Some 41% of people in the priority group reported they had met with someone other than a household member, care worker or member of their support bubble, indoors, since vaccination.
In contrast, one in five over 80s who have received at least one dose of a vaccine reported they had not left home for any reason since receiving their jab.
The Office for National Statistics (ONS) survey was carried out between February 15 and February 20.

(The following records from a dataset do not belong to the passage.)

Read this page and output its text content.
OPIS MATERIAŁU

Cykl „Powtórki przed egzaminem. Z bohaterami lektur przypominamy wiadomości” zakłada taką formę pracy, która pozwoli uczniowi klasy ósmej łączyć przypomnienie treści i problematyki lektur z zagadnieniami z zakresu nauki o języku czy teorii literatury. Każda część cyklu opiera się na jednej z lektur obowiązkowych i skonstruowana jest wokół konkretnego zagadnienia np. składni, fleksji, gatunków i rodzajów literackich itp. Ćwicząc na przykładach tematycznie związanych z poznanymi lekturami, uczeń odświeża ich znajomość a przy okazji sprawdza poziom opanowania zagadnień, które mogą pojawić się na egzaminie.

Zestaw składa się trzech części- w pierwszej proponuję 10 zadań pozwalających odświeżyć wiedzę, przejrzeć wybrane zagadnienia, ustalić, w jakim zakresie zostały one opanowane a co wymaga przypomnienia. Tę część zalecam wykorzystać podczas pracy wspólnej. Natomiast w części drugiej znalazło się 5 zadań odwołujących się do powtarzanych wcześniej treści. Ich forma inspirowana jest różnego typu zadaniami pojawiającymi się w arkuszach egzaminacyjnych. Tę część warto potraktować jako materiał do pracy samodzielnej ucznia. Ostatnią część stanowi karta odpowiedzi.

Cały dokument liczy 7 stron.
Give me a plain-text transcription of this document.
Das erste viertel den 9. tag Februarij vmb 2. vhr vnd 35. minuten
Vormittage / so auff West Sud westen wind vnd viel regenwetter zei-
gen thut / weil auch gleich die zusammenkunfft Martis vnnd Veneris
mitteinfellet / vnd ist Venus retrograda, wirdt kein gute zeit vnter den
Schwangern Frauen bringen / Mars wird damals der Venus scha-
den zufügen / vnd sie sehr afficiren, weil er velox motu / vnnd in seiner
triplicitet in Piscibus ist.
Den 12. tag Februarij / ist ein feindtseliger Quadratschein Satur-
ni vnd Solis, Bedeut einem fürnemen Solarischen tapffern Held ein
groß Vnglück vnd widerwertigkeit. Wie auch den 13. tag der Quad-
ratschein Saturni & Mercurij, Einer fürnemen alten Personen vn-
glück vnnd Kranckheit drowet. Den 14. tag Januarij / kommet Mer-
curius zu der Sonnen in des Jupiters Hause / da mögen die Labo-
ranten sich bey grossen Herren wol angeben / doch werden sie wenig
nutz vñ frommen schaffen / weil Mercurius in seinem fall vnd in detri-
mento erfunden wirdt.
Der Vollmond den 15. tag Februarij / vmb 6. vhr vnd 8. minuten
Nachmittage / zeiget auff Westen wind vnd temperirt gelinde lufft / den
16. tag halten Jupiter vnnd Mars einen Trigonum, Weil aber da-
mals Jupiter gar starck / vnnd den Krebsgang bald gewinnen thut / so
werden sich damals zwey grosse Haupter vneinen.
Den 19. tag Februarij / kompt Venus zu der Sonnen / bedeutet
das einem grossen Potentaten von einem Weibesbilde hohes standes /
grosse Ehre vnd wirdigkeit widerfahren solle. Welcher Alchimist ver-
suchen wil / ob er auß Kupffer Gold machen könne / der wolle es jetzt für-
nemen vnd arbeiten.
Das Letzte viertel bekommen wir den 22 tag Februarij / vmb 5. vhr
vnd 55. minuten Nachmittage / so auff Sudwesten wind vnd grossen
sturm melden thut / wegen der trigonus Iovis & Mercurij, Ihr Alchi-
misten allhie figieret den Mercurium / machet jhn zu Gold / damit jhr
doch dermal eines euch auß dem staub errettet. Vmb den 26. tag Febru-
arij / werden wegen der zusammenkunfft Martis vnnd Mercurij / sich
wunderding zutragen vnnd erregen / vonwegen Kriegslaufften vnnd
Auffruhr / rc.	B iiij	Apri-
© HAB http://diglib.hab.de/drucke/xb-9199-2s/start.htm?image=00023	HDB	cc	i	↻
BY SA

A quarter of over 80s who had only received one vaccine dose reported they would be much or somewhat more likely to attend a hospital for medical reasons since being vaccinated; this increased to one-third for those who had received both doses.
Research by Kings College London suggests that individuals who had received the dose three weeks ago would be 67% protected against the virus.
Official NHS England estimates show that by 21 February 2021, some 2,675,253 over 80s had received their first dose of the vaccine and 342,716 had received their second dose.
While studies have shown that a single dose of the Oxford University and AstraZeneca vaccine can offer 76% of protection from day 22 to day 90 post vaccination, experts have warned the public they must continue to follow social distancing rules.
An official spokesperson for the prime minister said: “It’s important that people continue to follow the guidelines that are in place.”
Asked if the elderly were behaving irresponsibly, the spokesperson replied: “We are asking everybody to continue to follow the rules and guidelines.”
This week health secretary Matt Hancock urged Britons not to “blow” progress. He told a Downing Street press conference that people must “keep sticking to the rules, let’s not blow it now” – but said the new data shows “in the real world, across the UK right now that the vaccine is helping both to protect the NHS and to save lives”.
Deputy chief medical officer Jonathan Van-Tam has said those who don’t, risk prolonging lockdown restrictions.
Professor Van-Tam said that if those who have been vaccinated begin easing off because they are protected, they are potentially putting at risk those further down the priority list who still need inoculation.
Writing in The Sunday Telegraph last month, he said it was still not known if people who had been vaccinated could still pass on the virus to others, even though they were protected from falling ill themselves.
“So even after you have had both doses of the vaccine you may still give Covid to someone else and the chains of transmission will then continue,” he wrote.
“If you change your behaviour you could still be spreading the virus, keeping the number of cases high and putting others at risk who also need their vaccine but are further down the queue.
“Regardless of whether someone has had their vaccination or not, it is vital that everyone follows the national restrictions and public health advice, as protection takes up to three weeks to kick in and we don’t yet know the impact of vaccines on transmission.
“The vaccine has brought considerable hope and we are in the final furlong of the pandemic but for now, vaccinated or not, we still have to follow the guidance for a bit longer.”